Festejos dos jogadores do Sporting (Foto: Miguel Nunes)
Festejos dos jogadores do Sporting (Foto: Miguel Nunes)

Nem penálti nem simulação, caro João!

Naide Gomes e Agate de Sousa. Carlos Calado e Gerson Baldé. Rui Silva e Isaac Nader. Giovanni Trapattoni e (provavelmente) Francesco Farioli. Acredito que não se importem que os outros ganhem como eles, um dia, ganharam

Acredito que Naide Gomes, porque era (até ontem) a última portuguesa a sagrar-se campeã do Mundo do salto em comprimento em pista curta (Valência-2008), não se importou nada que a também portuguesa Agate de Sousa se tivesse sagrado campeã do Mundo da especialidade. E que prova, meu Deus, fez a atleta de 25 anos, oriunda de São Tomé e Príncipe, com aquele pulo de gata a 6,92 metros! Não foi gatinha. Foi gatona!

Acredito que Rui Silva, porque era, até ontem, o último português a sagrar-se campeão do Mundo dos 1500 metros em pista curta (Lisboa-2001), não se importaria nada que o também português Isaac Nader se tivesse ontem sagrado campeão do Mundo da especialidade. Não aconteceu, mas o algarvio lutou até ao último metro com a garra que sempre tem demonstrado. Merece bem aquela prata.

Acredito que Carlos Calado, porque era (até ontem) o último português a ser medalhado no salto em comprimento num Mundial de pista curta (Lisboa-2001), não se importou nada que o também português Gerson Baldé se tivesse ontem sagrado campeão do Mundo da especialidade. Se Agate foi uma gatona no penúltimo salto que fez em Toruń, Gerson foi gato, foi tigre, foi lebre, foi canguru, com aquele salto impressionante de 8,46 metros. Aquilo, meus caros, não foi um salto. Aquilo foi quase um triplo salto. Gerson merece aquele ouro, tal como Agate merece o ouro e Nader a prata.

Acredito que João Pinheiro, por ser (dizem) o mais forte candidato a estar como árbitro na fase final do Campeonato do Mundo de 2026, interpretou mal o lance entre André Gomes e Luis Suárez no Alverca–Sporting de ontem. Primeiro: aquilo não é penálti em parte alguma. Mas, claro, qualquer árbitro pode ser enganado numa jogada tão tradicional e habitual como aquele contacto entre guarda-redes e avançado. Segundo: aquilo não é simulação em parte alguma.

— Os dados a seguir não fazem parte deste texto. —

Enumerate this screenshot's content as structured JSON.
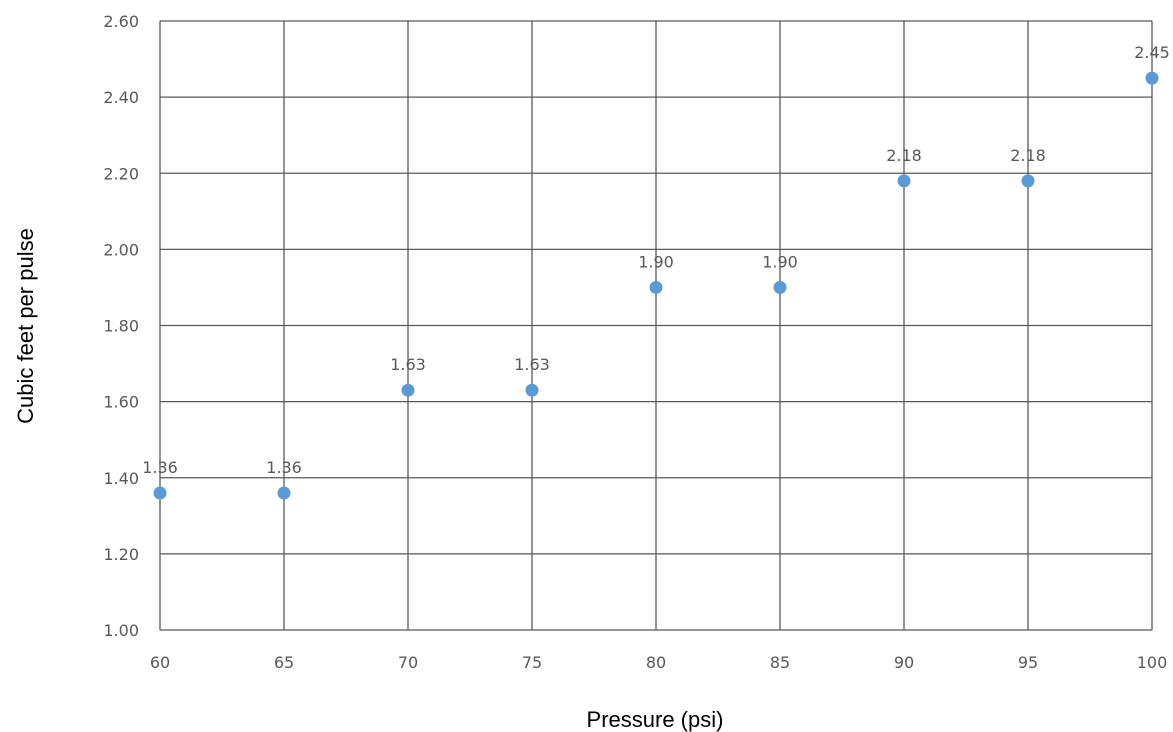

É o avançado a saltar por cima do guarda-redes, a colocar mal os pés no contacto com o relvado e a cair: sem falta de André Gomes, sem simulação de Luis Suárez. Até porque o colombiano logo se levantou e, quando viu João Pinheiro a apontar para a marca dos 11 metros, lhe disse de imediato, por gestos, que não era falta. Que fez João Pinheiro? Foi ao VAR e, muito bem, anulou o penálti e, muito mal, mostrou o cartão amarelo ao 97 de Alvalade. Que raio, mas não há quedas na área, no confronto guarda-redes/avançado, em que não há penálti nem simulação? Há. Muitas. Como o confronto André Gomes/Luis Suárez.

Por fim, o mais importante da jornada de ontem: a vitória do FC Porto em Braga e, a sete jornadas do fim, sete pontos de avanço sobre o Sporting (com menos um jogo), segundo classificado. Já não defronta nenhum dos cinco primeiros e não tem, em teoria, jogos de grande complexidade: Famalicão (casa), Estoril (fora), Tondela (casa), Estrela da Amadora (fora), Alverca (casa), Aves SAD (fora) e Santa Clara (casa). Isto é ser quase campeão. Se isto não é ser quase campeão, não sei o que será. Acredito ainda que Giovanni Trapattoni, por ser o último (e único) treinador italiano campeão em Portugal, não se importará que Francesco Farioli o seja em 2025/2026. O que, aliás, me parece que será o que,lá para maio, irá acontecer: FC Porto campeão nacional. Com André Villas-Boas a igualar, por fim, os feitos de Pinto das Costa: o presidente dos presidentes, como lhe chamam, terá um substituto dentro de dois meses: o Luís André.